Tocaba ahora, en mi caso, la preparación del equipo fotográfico a llevar a una de las ciudades más fotografiadas del orbe.
En junio de este año decidí, tras muchas dudas y años de reflexión, el pasarme, en plan serio, a la fotografía digital, y solo lo hice cuando, ¡por fin! una de las grandes marcas, si no la más grande en este campo, logró el paso (hasta el presente, la única) al modo digital con el formato clásico de 35mm de toda la vida.
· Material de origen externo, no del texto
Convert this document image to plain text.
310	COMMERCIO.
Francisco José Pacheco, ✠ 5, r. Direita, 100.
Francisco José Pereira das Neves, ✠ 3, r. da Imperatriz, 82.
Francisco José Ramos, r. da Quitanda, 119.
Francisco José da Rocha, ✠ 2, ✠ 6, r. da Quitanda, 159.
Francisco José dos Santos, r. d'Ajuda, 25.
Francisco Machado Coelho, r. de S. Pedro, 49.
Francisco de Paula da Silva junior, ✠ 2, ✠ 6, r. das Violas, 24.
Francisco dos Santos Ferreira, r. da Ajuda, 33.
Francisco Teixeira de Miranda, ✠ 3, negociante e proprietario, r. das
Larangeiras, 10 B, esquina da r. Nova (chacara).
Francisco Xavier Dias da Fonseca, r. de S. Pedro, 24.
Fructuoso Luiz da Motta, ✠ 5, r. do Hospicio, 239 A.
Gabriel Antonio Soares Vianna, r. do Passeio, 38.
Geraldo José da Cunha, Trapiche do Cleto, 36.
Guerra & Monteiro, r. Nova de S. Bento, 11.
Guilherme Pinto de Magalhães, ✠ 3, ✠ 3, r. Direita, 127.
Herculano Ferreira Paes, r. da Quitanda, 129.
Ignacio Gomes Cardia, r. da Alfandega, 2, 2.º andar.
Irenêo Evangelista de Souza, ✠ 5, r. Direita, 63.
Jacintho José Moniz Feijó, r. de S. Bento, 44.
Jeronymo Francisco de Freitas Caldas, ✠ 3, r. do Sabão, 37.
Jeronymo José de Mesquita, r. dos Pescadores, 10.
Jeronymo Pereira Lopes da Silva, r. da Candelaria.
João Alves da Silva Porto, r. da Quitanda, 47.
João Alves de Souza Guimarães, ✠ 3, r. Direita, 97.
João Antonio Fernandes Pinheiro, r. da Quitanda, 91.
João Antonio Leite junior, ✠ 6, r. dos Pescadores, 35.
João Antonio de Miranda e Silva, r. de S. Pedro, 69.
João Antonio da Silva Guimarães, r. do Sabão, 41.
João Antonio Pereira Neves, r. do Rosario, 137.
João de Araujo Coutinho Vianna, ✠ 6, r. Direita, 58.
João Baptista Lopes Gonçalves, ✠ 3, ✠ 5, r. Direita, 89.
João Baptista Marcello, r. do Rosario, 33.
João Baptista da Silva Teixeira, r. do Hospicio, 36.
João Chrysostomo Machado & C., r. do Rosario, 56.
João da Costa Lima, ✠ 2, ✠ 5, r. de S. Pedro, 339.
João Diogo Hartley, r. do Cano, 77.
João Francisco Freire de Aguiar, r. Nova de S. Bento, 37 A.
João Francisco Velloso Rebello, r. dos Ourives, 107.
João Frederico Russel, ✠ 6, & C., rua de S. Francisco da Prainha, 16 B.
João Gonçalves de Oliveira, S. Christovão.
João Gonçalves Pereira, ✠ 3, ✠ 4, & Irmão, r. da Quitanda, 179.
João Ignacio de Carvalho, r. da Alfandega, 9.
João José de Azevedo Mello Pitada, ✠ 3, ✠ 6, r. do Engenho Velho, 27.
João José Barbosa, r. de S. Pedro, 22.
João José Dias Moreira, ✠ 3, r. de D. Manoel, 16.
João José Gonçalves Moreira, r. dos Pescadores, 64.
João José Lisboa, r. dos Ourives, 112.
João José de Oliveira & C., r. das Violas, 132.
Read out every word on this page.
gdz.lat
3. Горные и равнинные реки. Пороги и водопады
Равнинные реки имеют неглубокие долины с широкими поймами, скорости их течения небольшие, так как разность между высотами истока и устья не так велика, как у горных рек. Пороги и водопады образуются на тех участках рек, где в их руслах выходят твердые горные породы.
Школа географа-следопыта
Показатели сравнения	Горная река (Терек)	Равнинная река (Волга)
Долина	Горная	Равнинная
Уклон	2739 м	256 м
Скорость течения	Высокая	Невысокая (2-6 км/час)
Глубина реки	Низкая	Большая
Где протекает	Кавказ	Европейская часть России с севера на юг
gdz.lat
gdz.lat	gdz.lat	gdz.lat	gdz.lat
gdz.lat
Estoy hablando de Leica y en concreto de su modelo M9. No indico su precio porque me resulta casi obsceno el decirlo en los tiempos de crisis que atravesamos. Baste dejar como testimonio en estas líneas que con seguridad será el último capricho que me permita en esta vida.
Así las cosas, el día de San Antonio me presenté en FOTOCASION, uno de los dos establecimientos que me surten de mi vicio favorito con la idea de adquirir el nuevo juguete, pero me encontré con la situación, más que surrealista, de que tenía que apuntarme en una lista de espera numerosa, con una demora aproximada de dos meses. No me lo podía creer. ¿Cómo era posible, pese al precio de la cámara? El que esté interesado en saberlo solo tiene que entrar en google y teclear Leica M9. Enseguida sabrá de lo que hablo. Quien no esté habituado a los precios de esta marca germana, pensará en un primer instante que existe un error en el precio. No, no hay error, es correcto lo que ha visto, otra cosa es que constate, mediante la cifra que ha visualizado, que hay mucho loco de la fotografía por el mundo, entre ellos quien suscribe estas líneas.
Transcurridos dos meses sin recibir aviso alguno, me presenté en el establecimiento, donde me dijeron que me había quedado a las puertas, pues ya solo tenía por delante a dos personas, pero como el concesionario cerraba en agosto y no reabría hasta el 25 del citado mes, pues tendría que esperar hasta septiembre para practicar con la recién nacida M9.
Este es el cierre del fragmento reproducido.